Multiple parallel functional units. These units can execute the same or different instructions at the same time. For example, TI's C64X+ architecture is equipped with 8 parallel functional units, which are responsible for multiplication and addition, logic, access and other operations. The VLIW (Very Long Instruction Word) very long instruction set is designed to distribute instructions to these multiple functional units;
SSE (Streaming SIMD Extensions), SIMD stands for Single-Instruction, Multiple Data. By extending additional vector processing functional units and vector registers, a single instruction can be used to control multiple identical calculations, such as accessing 8 bytes of data at a time, or performing 8 16x16 multiplications at a time. The NEON coprocessor in the ARM processor is a SIMD extension of the ARM architecture.

1.2 Cache

Cache is a small and fast storage device. Generally speaking, the CPU's access speed to cache is second only to registers. The size of the cache space is not only related to its high price, but more importantly, as the storage capacity increases, the storage access latency will increase.

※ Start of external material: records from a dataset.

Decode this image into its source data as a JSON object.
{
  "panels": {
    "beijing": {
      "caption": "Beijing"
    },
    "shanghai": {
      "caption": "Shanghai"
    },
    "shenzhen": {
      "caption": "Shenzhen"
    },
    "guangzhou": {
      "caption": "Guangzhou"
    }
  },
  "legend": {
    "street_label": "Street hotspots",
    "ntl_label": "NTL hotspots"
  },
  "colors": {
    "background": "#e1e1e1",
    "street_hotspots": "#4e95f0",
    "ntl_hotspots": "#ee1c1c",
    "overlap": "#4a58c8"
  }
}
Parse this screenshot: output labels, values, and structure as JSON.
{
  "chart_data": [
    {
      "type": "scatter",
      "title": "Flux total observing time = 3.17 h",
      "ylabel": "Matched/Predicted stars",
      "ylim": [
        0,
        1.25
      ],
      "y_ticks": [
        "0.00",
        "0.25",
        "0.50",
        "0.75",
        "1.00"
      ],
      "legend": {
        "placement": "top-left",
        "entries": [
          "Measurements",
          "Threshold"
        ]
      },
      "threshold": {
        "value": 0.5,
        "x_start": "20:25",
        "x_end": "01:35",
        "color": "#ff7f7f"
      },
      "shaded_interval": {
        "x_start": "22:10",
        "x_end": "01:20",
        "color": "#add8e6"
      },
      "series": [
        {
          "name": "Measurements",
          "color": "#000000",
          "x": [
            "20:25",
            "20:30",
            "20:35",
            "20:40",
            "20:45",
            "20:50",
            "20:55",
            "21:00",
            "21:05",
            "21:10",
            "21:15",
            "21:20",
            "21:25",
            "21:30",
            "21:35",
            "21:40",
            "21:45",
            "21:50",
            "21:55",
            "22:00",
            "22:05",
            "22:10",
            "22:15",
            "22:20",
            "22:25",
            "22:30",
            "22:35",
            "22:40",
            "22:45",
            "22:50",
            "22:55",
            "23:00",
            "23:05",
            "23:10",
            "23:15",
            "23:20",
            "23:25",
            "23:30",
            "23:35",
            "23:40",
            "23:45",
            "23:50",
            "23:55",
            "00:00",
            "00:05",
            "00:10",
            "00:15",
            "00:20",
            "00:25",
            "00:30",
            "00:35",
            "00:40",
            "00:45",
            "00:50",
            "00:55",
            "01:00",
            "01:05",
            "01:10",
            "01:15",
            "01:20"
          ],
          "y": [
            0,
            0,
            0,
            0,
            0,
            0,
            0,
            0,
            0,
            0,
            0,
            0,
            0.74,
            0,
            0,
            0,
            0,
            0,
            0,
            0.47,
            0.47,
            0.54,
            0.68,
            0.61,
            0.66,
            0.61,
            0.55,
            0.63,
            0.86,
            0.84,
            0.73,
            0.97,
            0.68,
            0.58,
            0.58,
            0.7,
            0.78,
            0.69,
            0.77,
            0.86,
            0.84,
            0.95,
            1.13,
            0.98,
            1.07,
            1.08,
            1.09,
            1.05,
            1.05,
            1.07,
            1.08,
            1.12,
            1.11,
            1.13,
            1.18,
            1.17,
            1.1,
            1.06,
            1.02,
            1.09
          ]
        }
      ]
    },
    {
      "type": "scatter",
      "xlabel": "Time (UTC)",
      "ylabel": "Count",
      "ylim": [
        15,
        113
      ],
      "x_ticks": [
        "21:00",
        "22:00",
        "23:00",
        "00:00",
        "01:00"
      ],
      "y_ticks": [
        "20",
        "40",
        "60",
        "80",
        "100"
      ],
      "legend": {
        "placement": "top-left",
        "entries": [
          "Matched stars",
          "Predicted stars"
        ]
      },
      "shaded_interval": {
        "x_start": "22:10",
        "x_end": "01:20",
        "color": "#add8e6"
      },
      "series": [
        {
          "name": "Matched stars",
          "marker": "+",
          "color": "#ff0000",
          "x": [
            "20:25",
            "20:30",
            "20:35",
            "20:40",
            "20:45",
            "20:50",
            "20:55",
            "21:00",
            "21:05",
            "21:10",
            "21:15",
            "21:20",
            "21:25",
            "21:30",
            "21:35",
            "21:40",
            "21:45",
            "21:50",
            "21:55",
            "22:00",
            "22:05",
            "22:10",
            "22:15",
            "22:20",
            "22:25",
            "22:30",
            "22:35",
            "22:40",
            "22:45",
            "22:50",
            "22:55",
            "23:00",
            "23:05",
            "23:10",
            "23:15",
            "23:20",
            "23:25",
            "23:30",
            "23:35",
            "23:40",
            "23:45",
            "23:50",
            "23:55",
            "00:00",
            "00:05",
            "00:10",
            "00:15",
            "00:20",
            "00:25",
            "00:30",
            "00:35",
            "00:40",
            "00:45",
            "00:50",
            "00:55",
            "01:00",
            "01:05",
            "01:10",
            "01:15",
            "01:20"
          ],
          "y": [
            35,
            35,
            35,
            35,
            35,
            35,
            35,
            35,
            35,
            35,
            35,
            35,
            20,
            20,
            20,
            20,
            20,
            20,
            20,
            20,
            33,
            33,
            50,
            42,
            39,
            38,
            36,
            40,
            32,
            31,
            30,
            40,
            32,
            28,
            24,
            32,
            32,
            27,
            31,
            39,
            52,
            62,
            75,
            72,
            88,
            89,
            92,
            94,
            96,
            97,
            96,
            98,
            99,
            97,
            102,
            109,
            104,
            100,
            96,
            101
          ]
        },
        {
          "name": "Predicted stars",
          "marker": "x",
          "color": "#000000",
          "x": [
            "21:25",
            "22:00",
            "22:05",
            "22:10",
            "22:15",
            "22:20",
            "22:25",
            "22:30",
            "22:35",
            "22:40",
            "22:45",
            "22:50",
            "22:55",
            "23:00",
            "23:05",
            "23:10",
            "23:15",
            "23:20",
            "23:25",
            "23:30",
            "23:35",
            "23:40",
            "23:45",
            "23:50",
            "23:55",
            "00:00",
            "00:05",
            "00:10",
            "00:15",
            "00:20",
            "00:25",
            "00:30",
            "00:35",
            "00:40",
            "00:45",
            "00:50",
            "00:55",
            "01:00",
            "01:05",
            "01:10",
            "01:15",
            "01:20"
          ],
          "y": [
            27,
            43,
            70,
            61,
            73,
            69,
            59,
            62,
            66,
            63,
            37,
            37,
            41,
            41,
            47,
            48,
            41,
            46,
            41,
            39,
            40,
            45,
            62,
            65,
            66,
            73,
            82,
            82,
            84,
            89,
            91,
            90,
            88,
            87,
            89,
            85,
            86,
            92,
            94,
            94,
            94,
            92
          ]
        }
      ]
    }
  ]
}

Therefore, many processors are designed with a multi-level cache structure, and the closer the level is to the CPU, the smaller its capacity.

Modern processors include independent I-cache (instruction cache) and D-cache (data cache), which are managed by dedicated hardware logic. Simply put, when the CPU first accesses a low-level storage (cache miss), the cache manager will interact with the upper-level cache for multiple instructions/data after the storage address, so that when the CPU wants to access the next continuous instruction/data, it only needs to access the cache (cache hit).

There are several important indicators to measure cache performance: miss rate, hit rate, hit time, and miss penalty. From the miss penalty indicator, we can see how important cache is to speeding up the CPU's computing performance.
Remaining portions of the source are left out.